Hello, welcome to NeoScribe.
Using our imagination is easy.
We can all close our eyes, and think of ice cream, or cake, or even better, cake and ice cream.
But teaching AI to imagine things has been very difficult up until a few years ago, with the advent of Dueling Neural Networks, also known as Generative Adversarial Networks or GANS.
GANs is the next frontier in Machine Learning and it involves using two Neural Networks with opposing objectives to train one another, resulting in mind-blowing results.
The first network is the generator which is programmed to generate images from random noise, with the goal to fool the other network called the discriminator, which is programmed to detect whether images are real or fake.
First, the discriminator network is trained on a dataset, commonly referred to a training set.
An example would be showing the network many images of faces until they are able to recognize images of faces from other images.
Once the discriminator network is trained, its pitted against the generator like a 2-player game.
The generator produces an image from random noise, trying to fool the discriminator as mentioned before.
Then the image, along with a stream of real images is sent to the discriminator which predicts the probabilities of the images being real or fake.
Whenever the generator creates an image that the discriminator identifies as fake, it learns from the failure and generates more realistic images.
Likewise, when the discriminator incorrectly identifies a fake image as real, it learns from it and becomes more accurate at authenticating.
This process creates a rapid feedback loop until the network reaches a point of equilibrium, successfully completing the training phase.
So, after the training phase is complete, you have a generator network capable of creating realistic images based on what it learned.

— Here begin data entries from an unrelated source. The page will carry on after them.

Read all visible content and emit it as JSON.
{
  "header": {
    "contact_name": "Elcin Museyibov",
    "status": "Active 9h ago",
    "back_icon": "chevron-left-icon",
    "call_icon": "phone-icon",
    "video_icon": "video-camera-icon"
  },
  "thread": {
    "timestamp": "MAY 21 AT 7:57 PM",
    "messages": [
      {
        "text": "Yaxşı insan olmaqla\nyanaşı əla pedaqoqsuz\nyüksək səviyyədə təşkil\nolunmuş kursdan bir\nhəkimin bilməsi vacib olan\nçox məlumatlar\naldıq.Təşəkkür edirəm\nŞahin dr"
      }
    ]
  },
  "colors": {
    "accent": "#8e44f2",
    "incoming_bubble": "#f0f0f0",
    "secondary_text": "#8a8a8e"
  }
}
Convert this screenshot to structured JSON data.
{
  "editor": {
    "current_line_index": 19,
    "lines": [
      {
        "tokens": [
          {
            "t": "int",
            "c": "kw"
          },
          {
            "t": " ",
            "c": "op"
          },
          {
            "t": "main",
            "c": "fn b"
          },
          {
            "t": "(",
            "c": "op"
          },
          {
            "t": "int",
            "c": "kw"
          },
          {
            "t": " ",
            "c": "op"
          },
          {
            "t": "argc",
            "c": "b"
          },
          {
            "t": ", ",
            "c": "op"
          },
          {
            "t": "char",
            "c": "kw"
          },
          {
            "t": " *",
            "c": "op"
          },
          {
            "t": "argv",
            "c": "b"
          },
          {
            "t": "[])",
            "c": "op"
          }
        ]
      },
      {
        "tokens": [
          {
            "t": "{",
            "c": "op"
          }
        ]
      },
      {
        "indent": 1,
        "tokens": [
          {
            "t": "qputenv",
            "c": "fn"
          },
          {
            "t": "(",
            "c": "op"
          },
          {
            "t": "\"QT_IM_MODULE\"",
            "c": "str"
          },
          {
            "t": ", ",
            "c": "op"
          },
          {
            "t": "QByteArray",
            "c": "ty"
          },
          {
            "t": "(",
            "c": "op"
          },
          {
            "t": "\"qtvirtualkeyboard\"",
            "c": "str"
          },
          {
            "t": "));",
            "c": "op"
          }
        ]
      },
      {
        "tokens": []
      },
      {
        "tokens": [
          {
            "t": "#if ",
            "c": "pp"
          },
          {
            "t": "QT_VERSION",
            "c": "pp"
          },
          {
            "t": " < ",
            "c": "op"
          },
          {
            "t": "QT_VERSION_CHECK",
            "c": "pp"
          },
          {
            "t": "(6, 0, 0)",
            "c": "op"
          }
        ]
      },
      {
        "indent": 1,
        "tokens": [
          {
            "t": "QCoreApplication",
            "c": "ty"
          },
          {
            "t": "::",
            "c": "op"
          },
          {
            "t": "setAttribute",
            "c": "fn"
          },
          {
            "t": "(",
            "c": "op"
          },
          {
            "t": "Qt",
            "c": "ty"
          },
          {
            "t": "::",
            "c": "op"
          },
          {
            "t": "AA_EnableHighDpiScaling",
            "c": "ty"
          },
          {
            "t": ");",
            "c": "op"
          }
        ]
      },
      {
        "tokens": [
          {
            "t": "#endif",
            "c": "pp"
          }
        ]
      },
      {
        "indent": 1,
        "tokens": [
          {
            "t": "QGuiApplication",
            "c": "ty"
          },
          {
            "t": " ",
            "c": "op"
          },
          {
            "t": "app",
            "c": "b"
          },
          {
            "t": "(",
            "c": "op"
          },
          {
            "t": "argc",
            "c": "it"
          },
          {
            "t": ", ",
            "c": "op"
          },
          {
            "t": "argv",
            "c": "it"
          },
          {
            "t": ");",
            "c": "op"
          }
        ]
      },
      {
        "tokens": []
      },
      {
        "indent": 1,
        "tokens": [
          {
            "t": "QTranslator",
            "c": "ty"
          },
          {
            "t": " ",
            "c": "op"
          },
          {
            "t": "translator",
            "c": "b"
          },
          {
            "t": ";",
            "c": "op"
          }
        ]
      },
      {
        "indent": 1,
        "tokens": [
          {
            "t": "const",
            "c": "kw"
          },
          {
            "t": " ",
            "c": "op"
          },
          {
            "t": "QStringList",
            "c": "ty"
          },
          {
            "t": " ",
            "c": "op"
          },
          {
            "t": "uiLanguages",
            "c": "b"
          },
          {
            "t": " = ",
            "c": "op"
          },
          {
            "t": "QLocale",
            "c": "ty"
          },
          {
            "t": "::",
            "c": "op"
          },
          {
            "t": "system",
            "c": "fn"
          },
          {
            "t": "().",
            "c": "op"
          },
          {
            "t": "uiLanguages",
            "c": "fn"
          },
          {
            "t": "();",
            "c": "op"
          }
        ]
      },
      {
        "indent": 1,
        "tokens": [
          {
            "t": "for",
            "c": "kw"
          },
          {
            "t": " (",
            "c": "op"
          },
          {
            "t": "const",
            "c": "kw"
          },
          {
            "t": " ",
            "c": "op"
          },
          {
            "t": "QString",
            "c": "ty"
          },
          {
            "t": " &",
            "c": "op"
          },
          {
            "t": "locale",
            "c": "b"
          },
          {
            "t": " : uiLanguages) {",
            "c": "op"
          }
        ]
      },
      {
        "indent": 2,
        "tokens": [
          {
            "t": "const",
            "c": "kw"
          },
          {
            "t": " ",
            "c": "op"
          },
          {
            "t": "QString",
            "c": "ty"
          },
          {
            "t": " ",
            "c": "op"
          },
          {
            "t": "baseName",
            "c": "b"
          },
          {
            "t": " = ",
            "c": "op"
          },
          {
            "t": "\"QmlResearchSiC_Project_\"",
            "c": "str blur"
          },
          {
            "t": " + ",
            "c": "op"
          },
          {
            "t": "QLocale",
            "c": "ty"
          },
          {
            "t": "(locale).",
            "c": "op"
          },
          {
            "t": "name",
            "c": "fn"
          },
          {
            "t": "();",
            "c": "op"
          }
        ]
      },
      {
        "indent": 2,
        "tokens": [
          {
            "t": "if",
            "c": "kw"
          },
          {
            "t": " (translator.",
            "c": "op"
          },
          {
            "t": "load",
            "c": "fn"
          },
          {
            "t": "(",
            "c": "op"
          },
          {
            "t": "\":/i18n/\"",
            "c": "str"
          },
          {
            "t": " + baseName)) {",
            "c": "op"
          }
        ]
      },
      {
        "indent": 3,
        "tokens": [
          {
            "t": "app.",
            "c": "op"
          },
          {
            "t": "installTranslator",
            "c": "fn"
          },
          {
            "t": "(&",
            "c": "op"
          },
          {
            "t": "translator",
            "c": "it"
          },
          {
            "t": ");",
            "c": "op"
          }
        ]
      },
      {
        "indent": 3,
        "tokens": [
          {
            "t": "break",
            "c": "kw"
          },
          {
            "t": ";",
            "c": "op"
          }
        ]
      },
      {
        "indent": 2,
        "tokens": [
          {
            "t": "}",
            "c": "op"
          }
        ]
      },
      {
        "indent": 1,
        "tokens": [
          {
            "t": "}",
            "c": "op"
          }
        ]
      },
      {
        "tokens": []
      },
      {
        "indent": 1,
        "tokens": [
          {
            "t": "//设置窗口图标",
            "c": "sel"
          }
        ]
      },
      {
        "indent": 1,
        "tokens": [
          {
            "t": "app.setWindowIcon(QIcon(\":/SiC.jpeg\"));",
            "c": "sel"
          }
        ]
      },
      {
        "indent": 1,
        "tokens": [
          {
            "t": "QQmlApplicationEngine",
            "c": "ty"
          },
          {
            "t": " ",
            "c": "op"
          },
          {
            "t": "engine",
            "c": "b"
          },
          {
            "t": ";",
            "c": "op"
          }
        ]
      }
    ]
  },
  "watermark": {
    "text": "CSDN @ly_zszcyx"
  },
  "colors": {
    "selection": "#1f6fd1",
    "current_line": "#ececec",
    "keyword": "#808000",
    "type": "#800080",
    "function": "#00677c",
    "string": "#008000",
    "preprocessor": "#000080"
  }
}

Here are some images generated from a GAN project done by Nvidia where they trained the worked with a huge dataset of 30,000 images of real celebrity faces.
Researchers taught the discriminator network how to identify real faces of celebrities, while the generator was programmed to create images of faces with the goal that they will be authenticated.
Then the networks dueled each other off of very simple 4×4 resolution images of a few skin-colored pixels.
Then the researchers gradually trained the networks, layer by layer, expanding to 8×8 resolution, then 16×16 all the way up to the 9th of 1024×1024 resolution.
This process took over 30 hours involving the authentication of over 10 MILLION images.
And by the time the training was complete, the generator network was able to produce these incredible images of fake people.
Look at that, these aren’t real people, they’re essentially imagined by artificial intelligence!
Now I want to turn our attention to a group of artist and researchers out of Paris called Obvious.
Obvious applied GANs algorithms to teach generator networks how to produce images of fine art portraits.
The group fed the system with a dataset of 15,000 portraits painted between the 14th and 20th century.
After the training process, Obvious had the generator network produce an 11-portrait series designed to resemble a fictional family called the Belamys.
Look at these creepy images that came out of the network’s model.
I like this one the best, the network really captured the sorrow of living in the 1600’s without electricity, Wi-Fi and smart phones.
And someone must have really, really liked this one called The Portrait of Edmond de Belamy because it was recently sold at Auction for $432,000!
While these applications of GANs are amazing, it appears that researchers are just scratching the surface.
Researchers are starting to use GANs to teach AI how to form images from text.
They are exploring the possibilities of using GANs to generate drugs for previously incurable diseases.
Or using them to generate new anti-cancer molecules.
GANs have only been around for about 5 years when they were introduced by Ian Goodfellow in 2014.
Think about 10 years from NOW, imagine what networks can IMAGINE then?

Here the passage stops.